2. How much memory do we save?¶
Weights stored in 32-bit floats use 4 bytes per number, while int8 uses 1 byte. The scale value adds a tiny overhead per tensor.
float32_bytes = float_weights.nbytes
int8_bytes = q8.nbytes + scale8.nbytes # scale is a float64 by default
print(f'Float32 storage: {float32_bytes / 1024:.2f} KB')
print(f'Int8 storage: {int8_bytes / 1024:.2f} KB')
print(f'Memory reduction: {(1 - int8_bytes / float32_bytes) * 100:.1f}%')
Float32 storage: 3.91 KB
Int8 storage: 0.98 KB
Memory reduction: 74.9%
3. Accuracy trade-offs across bit-widths¶
Lower bit-widths save even more memory but inject more error. Compare float16, int8, and int4 style quantization.
def simulate_quant_error(x: np.ndarray, num_bits: int):
q, scale = quantize_per_tensor(x, num_bits=num_bits)

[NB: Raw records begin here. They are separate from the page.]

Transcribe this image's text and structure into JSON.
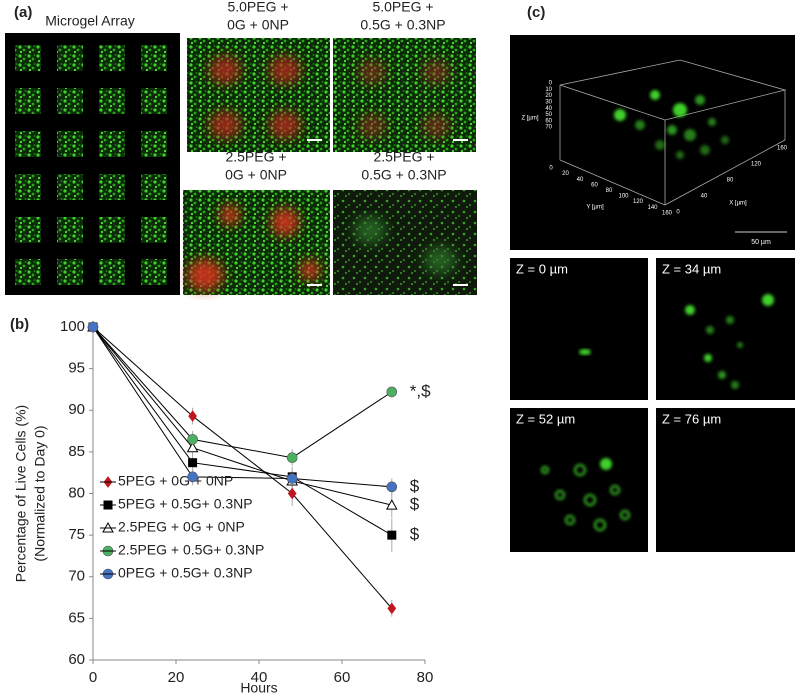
{
  "panel_a": {
    "label": "(a)",
    "array_title": "Microgel Array",
    "images": [
      {
        "lines": [
          "5.0PEG +",
          "0G + 0NP"
        ]
      },
      {
        "lines": [
          "5.0PEG +",
          "0.5G + 0.3NP"
        ]
      },
      {
        "lines": [
          "2.5PEG +",
          "0G + 0NP"
        ]
      },
      {
        "lines": [
          "2.5PEG +",
          "0.5G + 0.3NP"
        ]
      }
    ]
  },
  "chart_data": {
    "type": "line",
    "label": "(b)",
    "x_label": "Hours",
    "y_label": [
      "Percentage of Live Cells (%)",
      "(Normalized to Day 0)"
    ],
    "x": [
      0,
      24,
      48,
      72
    ],
    "xlim": [
      0,
      80
    ],
    "xticks": [
      0,
      20,
      40,
      60,
      80
    ],
    "ylim": [
      60,
      100
    ],
    "yticks": [
      60,
      65,
      70,
      75,
      80,
      85,
      90,
      95,
      100
    ],
    "line_color": "#000000",
    "series": [
      {
        "name": "5PEG + 0G + 0NP",
        "color": "#c0171e",
        "marker": "diamond",
        "values": [
          100,
          89.3,
          80,
          66.2
        ],
        "errors": [
          0,
          1,
          1.5,
          1
        ]
      },
      {
        "name": "5PEG + 0.5G+ 0.3NP",
        "color": "#000000",
        "marker": "square",
        "values": [
          100,
          83.7,
          82,
          75
        ],
        "errors": [
          0,
          1,
          1.2,
          2
        ],
        "annotation": "$"
      },
      {
        "name": "2.5PEG + 0G + 0NP",
        "color": "#ffffff",
        "marker": "triangle",
        "values": [
          100,
          85.5,
          81.5,
          78.6
        ],
        "errors": [
          0,
          1,
          1,
          1.5
        ],
        "annotation": "$"
      },
      {
        "name": "2.5PEG + 0.5G+ 0.3NP",
        "color": "#4bb060",
        "marker": "circle",
        "values": [
          100,
          86.5,
          84.3,
          92.2
        ],
        "errors": [
          0,
          1,
          1,
          0.5
        ],
        "annotation": "*,$"
      },
      {
        "name": "0PEG + 0.5G+ 0.3NP",
        "color": "#4472c4",
        "marker": "circle",
        "values": [
          100,
          82,
          81.8,
          80.8
        ],
        "errors": [
          0,
          1,
          1,
          1
        ],
        "annotation": "$"
      }
    ]
  },
  "panel_c": {
    "label": "(c)",
    "z_axis": "Z [µm]",
    "y_axis": "Y [µm]",
    "x_axis": "X [µm]",
    "z_ticks": [
      0,
      10,
      20,
      30,
      40,
      50,
      60,
      70
    ],
    "y_ticks": [
      0,
      20,
      40,
      60,
      80,
      100,
      120,
      140,
      160
    ],
    "x_ticks": [
      0,
      40,
      80,
      120,
      160
    ],
    "scale_bar": "50 µm",
    "slices": [
      "Z = 0 µm",
      "Z = 34 µm",
      "Z = 52 µm",
      "Z = 76 µm"
    ]
  }
}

recon = dequantize(q, scale)
mean_err = np.mean(np.abs(x - recon))
max_err = np.max(np.abs(x - recon))
storage = q.nbytes + scale.nbytes
return mean_err, max_err, storage
bit_widths = [16, 8, 4]
results = []
for bits in bit_widths:
if bits == 16:
as_float16 = float_weights.astype(np.float16)

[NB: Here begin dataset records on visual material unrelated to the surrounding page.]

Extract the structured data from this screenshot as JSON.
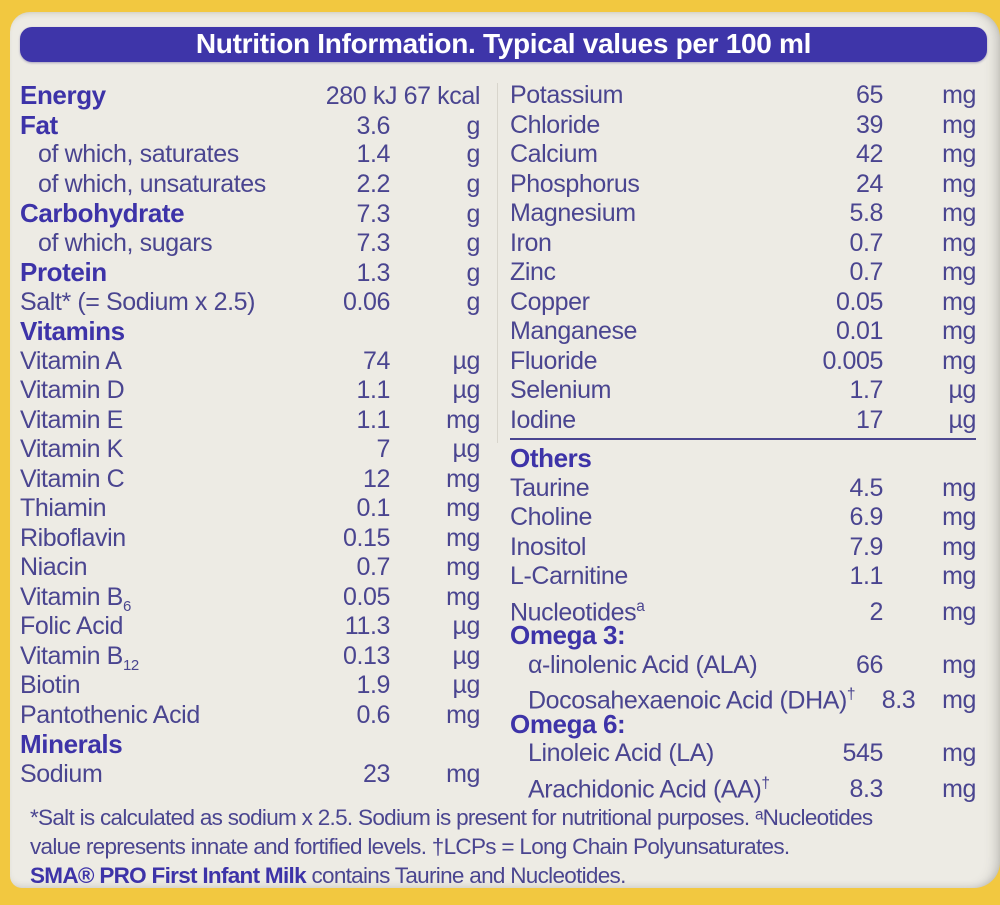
{
  "palette": {
    "packaging_yellow": "#f2c840",
    "label_cream": "#edebe4",
    "header_blue": "#3e35a9",
    "body_text": "#4a4590",
    "bold_text": "#3d33a8"
  },
  "header": {
    "title": "Nutrition Information. Typical values per 100 ml"
  },
  "columns": {
    "left": {
      "rows": [
        {
          "kind": "b",
          "label": "Energy",
          "value": "280 kJ 67 kcal",
          "unit": "",
          "wide": true
        },
        {
          "kind": "b",
          "label": "Fat",
          "value": "3.6",
          "unit": "g"
        },
        {
          "kind": "ind",
          "label": "of which, saturates",
          "value": "1.4",
          "unit": "g"
        },
        {
          "kind": "ind",
          "label": "of which, unsaturates",
          "value": "2.2",
          "unit": "g"
        },
        {
          "kind": "b",
          "label": "Carbohydrate",
          "value": "7.3",
          "unit": "g"
        },
        {
          "kind": "ind",
          "label": "of which, sugars",
          "value": "7.3",
          "unit": "g"
        },
        {
          "kind": "b",
          "label": "Protein",
          "value": "1.3",
          "unit": "g"
        },
        {
          "kind": "",
          "label": "Salt* (= Sodium x 2.5)",
          "value": "0.06",
          "unit": "g"
        },
        {
          "kind": "sec",
          "label": "Vitamins",
          "value": "",
          "unit": ""
        },
        {
          "kind": "",
          "label": "Vitamin A",
          "value": "74",
          "unit": "µg"
        },
        {
          "kind": "",
          "label": "Vitamin D",
          "value": "1.1",
          "unit": "µg"
        },
        {
          "kind": "",
          "label": "Vitamin E",
          "value": "1.1",
          "unit": "mg"
        },
        {
          "kind": "",
          "label": "Vitamin K",
          "value": "7",
          "unit": "µg"
        },
        {
          "kind": "",
          "label": "Vitamin C",
          "value": "12",
          "unit": "mg"
        },
        {
          "kind": "",
          "label": "Thiamin",
          "value": "0.1",
          "unit": "mg"
        },
        {
          "kind": "",
          "label": "Riboflavin",
          "value": "0.15",
          "unit": "mg"
        },
        {
          "kind": "",
          "label": "Niacin",
          "value": "0.7",
          "unit": "mg"
        },
        {
          "kind": "",
          "label": "Vitamin B",
          "sub": "6",
          "value": "0.05",
          "unit": "mg"
        },
        {
          "kind": "",
          "label": "Folic Acid",
          "value": "11.3",
          "unit": "µg"
        },
        {
          "kind": "",
          "label": "Vitamin B",
          "sub": "12",
          "value": "0.13",
          "unit": "µg"
        },
        {
          "kind": "",
          "label": "Biotin",
          "value": "1.9",
          "unit": "µg"
        },
        {
          "kind": "",
          "label": "Pantothenic Acid",
          "value": "0.6",
          "unit": "mg"
        },
        {
          "kind": "sec",
          "label": "Minerals",
          "value": "",
          "unit": ""
        },
        {
          "kind": "",
          "label": "Sodium",
          "value": "23",
          "unit": "mg"
        }
      ]
    },
    "right": {
      "rows": [
        {
          "kind": "",
          "label": "Potassium",
          "value": "65",
          "unit": "mg"
        },
        {
          "kind": "",
          "label": "Chloride",
          "value": "39",
          "unit": "mg"
        },
        {
          "kind": "",
          "label": "Calcium",
          "value": "42",
          "unit": "mg"
        },
        {
          "kind": "",
          "label": "Phosphorus",
          "value": "24",
          "unit": "mg"
        },
        {
          "kind": "",
          "label": "Magnesium",
          "value": "5.8",
          "unit": "mg"
        },
        {
          "kind": "",
          "label": "Iron",
          "value": "0.7",
          "unit": "mg"
        },
        {
          "kind": "",
          "label": "Zinc",
          "value": "0.7",
          "unit": "mg"
        },
        {
          "kind": "",
          "label": "Copper",
          "value": "0.05",
          "unit": "mg"
        },
        {
          "kind": "",
          "label": "Manganese",
          "value": "0.01",
          "unit": "mg"
        },
        {
          "kind": "",
          "label": "Fluoride",
          "value": "0.005",
          "unit": "mg"
        },
        {
          "kind": "",
          "label": "Selenium",
          "value": "1.7",
          "unit": "µg"
        },
        {
          "kind": "",
          "label": "Iodine",
          "value": "17",
          "unit": "µg"
        },
        {
          "kind": "divider"
        },
        {
          "kind": "sec",
          "label": "Others",
          "value": "",
          "unit": ""
        },
        {
          "kind": "",
          "label": "Taurine",
          "value": "4.5",
          "unit": "mg"
        },
        {
          "kind": "",
          "label": "Choline",
          "value": "6.9",
          "unit": "mg"
        },
        {
          "kind": "",
          "label": "Inositol",
          "value": "7.9",
          "unit": "mg"
        },
        {
          "kind": "",
          "label": "L-Carnitine",
          "value": "1.1",
          "unit": "mg"
        },
        {
          "kind": "",
          "label": "Nucleotides",
          "sup": "a",
          "value": "2",
          "unit": "mg"
        },
        {
          "kind": "sec",
          "label": "Omega 3:",
          "value": "",
          "unit": ""
        },
        {
          "kind": "ind",
          "label": "α-linolenic Acid (ALA)",
          "value": "66",
          "unit": "mg"
        },
        {
          "kind": "ind",
          "label": "Docosahexaenoic Acid (DHA)",
          "sup": "†",
          "value": "8.3",
          "unit": "mg"
        },
        {
          "kind": "sec",
          "label": "Omega 6:",
          "value": "",
          "unit": ""
        },
        {
          "kind": "ind",
          "label": "Linoleic Acid (LA)",
          "value": "545",
          "unit": "mg"
        },
        {
          "kind": "ind",
          "label": "Arachidonic Acid (AA)",
          "sup": "†",
          "value": "8.3",
          "unit": "mg"
        }
      ]
    }
  },
  "footnotes": {
    "line1": "*Salt is calculated as sodium x 2.5. Sodium is present for nutritional purposes. ᵃNucleotides",
    "line2": "value represents innate and fortified levels. †LCPs = Long Chain Polyunsaturates.",
    "product_bold": "SMA® PRO First Infant Milk",
    "product_rest": " contains Taurine and Nucleotides."
  }
}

recon = as_float16.astype(np.float32)
mean_err = np.mean(np.abs(float_weights - recon))
max_err = np.max(np.abs(float_weights - recon))

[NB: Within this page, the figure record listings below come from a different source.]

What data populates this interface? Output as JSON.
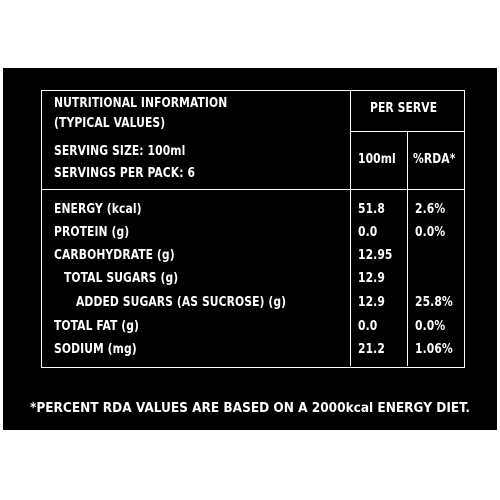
{
  "header": {
    "title_line1": "NUTRITIONAL INFORMATION",
    "title_line2": "(TYPICAL VALUES)",
    "serving_size": "SERVING SIZE: 100ml",
    "servings_per_pack": "SERVINGS PER PACK: 6",
    "per_serve": "PER SERVE",
    "col_100ml": "100ml",
    "col_rda": "%RDA*"
  },
  "rows": [
    {
      "label": "ENERGY (kcal)",
      "value": "51.8",
      "rda": "2.6%"
    },
    {
      "label": "PROTEIN (g)",
      "value": "0.0",
      "rda": "0.0%"
    },
    {
      "label": "CARBOHYDRATE (g)",
      "value": "12.95",
      "rda": ""
    },
    {
      "label": "TOTAL SUGARS (g)",
      "value": "12.9",
      "rda": ""
    },
    {
      "label": "ADDED SUGARS (AS SUCROSE) (g)",
      "value": "12.9",
      "rda": "25.8%"
    },
    {
      "label": "TOTAL FAT (g)",
      "value": "0.0",
      "rda": "0.0%"
    },
    {
      "label": "SODIUM (mg)",
      "value": "21.2",
      "rda": "1.06%"
    }
  ],
  "footnote": "*PERCENT RDA VALUES ARE BASED ON A 2000kcal ENERGY DIET."
}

storage = as_float16.nbytes
else:
mean_err, max_err, storage = simulate_quant_error(float_weights, num_bits=bits)
results.append((bits, mean_err, max_err, storage))
for bits, mean_err, max_err, storage in results:
print(f'{bits}-bit -> mean error {mean_err:.4f}, max error {max_err:.4f}, storage {storage/1024:.2f} KB')
16-bit -> mean error 0.0001, max error 0.0009, storage 1.95 KB
8-bit -> mean error 0.0052, max error 0.0103, storage 0.98 KB
4-bit -> mean error 0.0936, max error 0.1864, storage 0.98 KB
4. Quantization-aware linear layer¶
Quantization is often applied to matrix multiplications in transformer models. Below we quantize the weights of a linear layer and compare outputs.
def linear_forward(x: np.ndarray, weight: np.ndarray, bias: np.ndarray | None = None) -> np.ndarray:
out = x @ weight.T
if bias is not None:
out = out + bias
return out
weight = rng.normal(size=(4, 8)).astype(np.float32)
bias = rng.normal(size=(4,)).astype(np.float32)
activations = rng.normal(size=(3, 8)).astype(np.float32)
out_fp32 = linear_forward(activations, weight, bias)
q_weight, w_scale = quantize_per_tensor(weight.reshape(-1), num_bits=8)
q_weight = q_weight.reshape(weight.shape)
reconstructed_weight = dequantize(q_weight, w_scale).reshape(weight.shape)
out_int8 = linear_forward(activations, reconstructed_weight, bias)
mean_diff = np.mean(np.abs(out_fp32 - out_int8))
max_diff = np.max(np.abs(out_fp32 - out_int8))
print('Linear layer mean absolute difference:', mean_diff)
print('Linear layer max absolute difference:', max_diff)
Linear layer mean absolute difference: 0.014514327
Linear layer max absolute difference: 0.03560257
5. Cheat sheet¶
| Term | Meaning | Notes |
|---|---|---|
| FP32 | 32-bit floating point | Training default; high accuracy, high memory. |
| FP16/BF16 | 16-bit float | Half the memory, limited dynamic range. |
| INT8 | 8-bit integer | Common for deployment; needs scales/zero-points. |
| INT4 | 4-bit integer | Aggressive compression; higher error. |
| GPTQ | Post-training quantization | Optimizes per-group scales to keep accuracy. |
| AWQ | Activation-aware weight quantization | Learns better scales using calibration data. |
| BitsAndBytes | Library for mixed-precision | Supports 8-bit + 4-bit inference on GPUs. |
| SmoothQuant | Moves activation range into weights | Reduces activation quant peaks. |
6. Explain it to a friend (Reflection)¶
In your own words, why does quantization help you run models on laptops or phones?
What is the main drawback of pushing bit-widths too low?
How would you decide whether to use int8 or int4 for a new deployment?
7. Try it yourself (Exercises)¶
Swap the Gaussian weights for a real tensor from your project (copy in values) and re-run the notebook.
Implement per-channel quantization (one scale per output neuron) and compare the errors.
Measure the cosine similarity between
out_fp32andout_int8to quantify how aligned the vectors remain.
# TODO: implement per-channel quantization here
# Hint: work row-by-row over the weight matrix, tracking a separate scale for each row.